FF SS The CaptainAustralian Writers’ Centre Furious Fiction – The Captain

I was super-pleased, and a little bit surprised, that on only my second try at the Furious Fiction competition I got longlisted yet again. I do believe that I’ll keep trying until I’m shortlisted. Then I wanna win the whole thing, of course.

The AWC Furious Fiction writing prompts for September were:

  • Your story must start and end with the same sentence.
  • Your story must feature something being inflated.
  • Your story must include the words FLAG, FLAME, FLASH and FLATTER.

My first effort at something LGBT-oriented I had to fight against the naturally-occurring Imposter Syndrome one would feel when they identified as “straight” and writing about someone who’s not, hence my attempt at a nom de plume of “Jackson Judd”.

Here’s my blog post about the entry and the work in its entirety.

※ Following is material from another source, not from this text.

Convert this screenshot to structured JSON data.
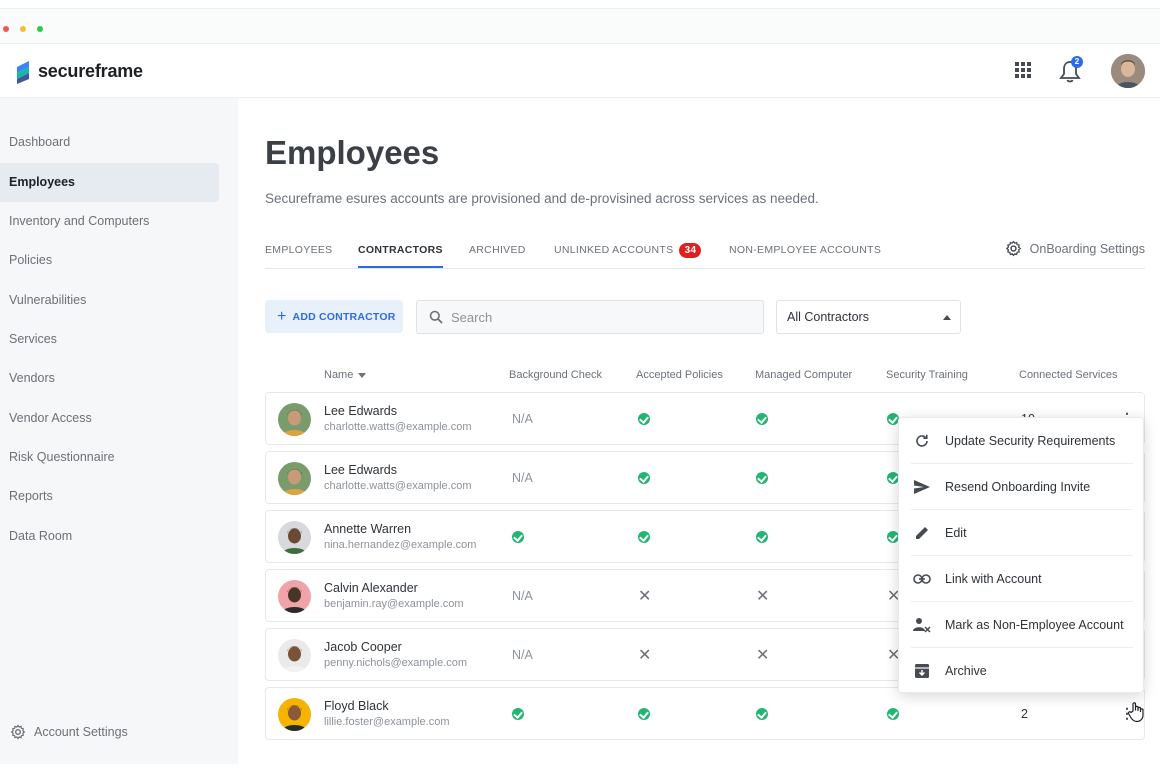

So that’s it, thus far. I very much look forward to adding to this list as time goes on. As I mention in my Query Letters and Submissions, I’ve only really been submitting to contests and such since August ’22, so I’ve got a decent track record rolling and I really hope it’s indicative of future success (I don’t care how they word it in investment brochures, heh).

Thanks to all the folks that read and give feedback and support me. My adult son, wife and teenage daughter are absolutely fkn Key Elements in all this, and it is their opinions that I truly value (sorry rest of the world…). Also to my youngest son who is cute and bouncy and leaves me alone just enough during our days for me to get stuff written. You are ALL my joy.